Negli ultimi sei mesi, gli attacchi ai gasdotti e oleodotti in Yemen si sono susseguiti a intervalli ridotti, quasi regolari. L’ultima esplosione, avvenuta agli inizi di novembre nel governatorato di Shabwa, ha causato la perdita di oltre 5mila barili di petrolio e la sospensione temporanea dell’attività di prelievo del petrolio nell’area. La responsabilità di questi attacchi viene generalmente attribuita a membri di AQAP, al-Qa’ida in the Arabian Peninsula, organizzazione che ormai sembra trovi nello Yemen una roccaforte inespugnabile, nonostante l’establishment locale stia cercando di liberarsi dall’immagine di paese-culla dell’organizzazione del terrore. Eppure, è proprio dallo Yemen, per esempio, che poche settimane fa furono spediti i pacchi-bomba diretti negli Usa. E, sempre in Yemen, sembra che Omar Faruk ‘Abd al-Mutallab sia venuto in contatto con membri di al-Qa’ida che l’avrebbero convinto a salire a bordo del volo Northwest 253 da Amsterdam a Detroit lo scorso Natale, con addosso una ingente dose di tetranitrato di pentaeritrite, uno degli esplosivi più potenti in circolazione.
Ma un’analisi delle dinamiche interne del paese e della sua situazione sul piano internazionale, mette in luce che i fattori all’origine degli attacchi a gasdotti e oleodotti poco hanno a che spartire con al-Qa’ida. Al contrario, le cause vanno ricercate soprattutto nelle ataviche problematiche socio-economiche yemenite, le divisioni e rivalità tribali e gli squilibri economici tra la zona settentrionale e quella meridionale del paese. Questi elementi hanno fatto da presupposto per la creazione di un humus in cui “la Base” riesce a prosperare, come del resto è chiaro ormai anche tramite l’esperienza di paesi com Afghanistan, Iraq e Somalia.
Fattori geografici, storici, sociali: il rischio Yemen
È la stessa collocazione geografica, insieme con la configurazione territoriale dello Yemen, a renderlo un paese potenzialmente esplosivo. Situato ai ‘margini’ della penisola arabica, il paese è dotato di una lunga fascia costiera che si estende per circa 1500 km e che si affaccia sul Golfo di Aden, ultimamente oggetto di un preoccupato interesse da parte dei paesi occidentali perché infestato dalle attività criminose della pirateria. Di particolare rilievo in questo senso, è il fatto che la guardia costiera yemenita detenga il controllo nominale sullo stretto di Bab al-Mandib, uno degli snodi fondamentali nelle rotte petrolifere: è stato stimato che attraverso le acque dello stretto transitino circa 3,3 milioni di barili di petrolio ogni giorno, diretti verso i paesi occidentali. L’interno montuoso del paese, inoltre, caratterizzato da aree molto difficilmente accessibili, viene spesso considerato safe haven di uomini legati a cellule qaidiste.

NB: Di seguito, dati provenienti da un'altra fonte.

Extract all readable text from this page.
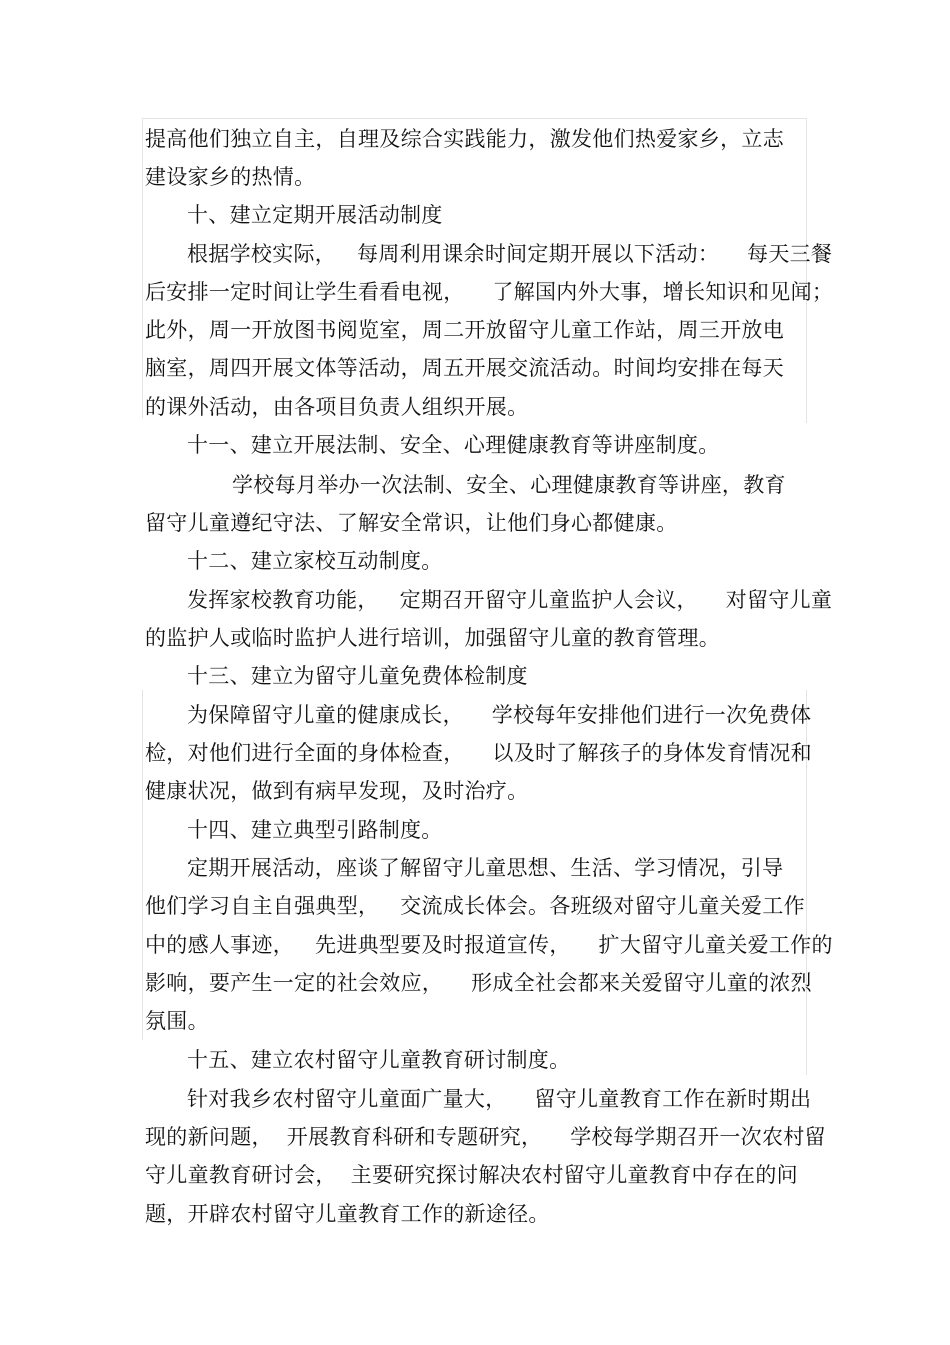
提高他们独立自主，自理及综合实践能力，激发他们热爱家乡，立志
建设家乡的热情。
十、建立定期开展活动制度
根据学校实际，   每周利用课余时间定期开展以下活动：    每天三餐
后安排一定时间让学生看看电视，    了解国内外大事，增长知识和见闻；
此外，周一开放图书阅览室，周二开放留守儿童工作站，周三开放电
脑室，周四开展文体等活动，周五开展交流活动。时间均安排在每天
的课外活动，由各项目负责人组织开展。
十一、建立开展法制、安全、心理健康教育等讲座制度。
学校每月举办一次法制、安全、心理健康教育等讲座，教育
留守儿童遵纪守法、了解安全常识，让他们身心都健康。
十二、建立家校互动制度。
发挥家校教育功能，   定期召开留守儿童监护人会议，    对留守儿童
的监护人或临时监护人进行培训，加强留守儿童的教育管理。
十三、建立为留守儿童免费体检制度
为保障留守儿童的健康成长，    学校每年安排他们进行一次免费体
检，对他们进行全面的身体检查，    以及时了解孩子的身体发育情况和
健康状况，做到有病早发现，及时治疗。
十四、建立典型引路制度。
定期开展活动，座谈了解留守儿童思想、生活、学习情况，引导
他们学习自主自强典型，   交流成长体会。各班级对留守儿童关爱工作
中的感人事迹，   先进典型要及时报道宣传，    扩大留守儿童关爱工作的
影响，要产生一定的社会效应，    形成全社会都来关爱留守儿童的浓烈
氛围。
十五、建立农村留守儿童教育研讨制度。
针对我乡农村留守儿童面广量大，    留守儿童教育工作在新时期出
现的新问题，  开展教育科研和专题研究，    学校每学期召开一次农村留
守儿童教育研讨会，  主要研究探讨解决农村留守儿童教育中存在的问
题，开辟农村留守儿童教育工作的新途径。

La fine della guerra fredda ha fatto sì che lo Yemen del nord e del sud, appartenenti rispettivamente alla zona di influenza americana e sovietica, si riunificassero sotto la guida del Presidente Ali Abdallah Saleh, in carica dal 1978 nella zona settentrionale del paese e tuttora alla guida dello Yemen unificato. Ma le differenze – in primis economiche – tra le due zone del paese, che nel 1994 avevano costituito il fattore scatenante di una sanguinosa guerra civile, sono a tutt’oggi fonte di instabilità per il paese. Le province meridionali, gravate da pesanti tasse e dal flusso imponente di migranti e rifugiati provenienti dai paesi del Corno d’Africa, hanno spesso manifestato la loro insoddisfazione contro San’a. Nel nord, invece, dal 2004 è in corso la ribellione sciita dei seguaci del clan degli Huthi. Anche in questo caso, le motivazioni dei guerriglieri sono legate a quelle che sono percepite come ingiustizie economico-sociali. Ma il fatto che si tratti di una rivolta della popolazione sciita contro la San’a sunnita ha spesso indotto gli analisti a pensare che in realtà questa rappresenti una proxy war, una “guerra per procura”, tra Iran (sciita) e Arabia Saudita (sunnita) che trova nello Yemen del nord il suo campo di battaglia.
La violenta repressione governativa di entrambe le rivolte si è macchiata di pesanti violazioni dei diritti umani, che hanno finito per alimentare le ostilità locali nei confronti del governo centrale. A complicare ulteriormente la situazione, si innestano le importanti rivalità legate alla struttura tribale della società yemenita: tribù, clan e famiglie, infatti, oltre a essere in rivalità tra di loro spesso lo sono anche al loro interno. Questo ha importanti ripercussioni a livello strategico e politico: basti pensare che la maggior parte delle forze di sicurezza del paese sono composte da individui appartenenti a clan e tribù legate a quella di appartenenza dello stesso Presidente Saleh.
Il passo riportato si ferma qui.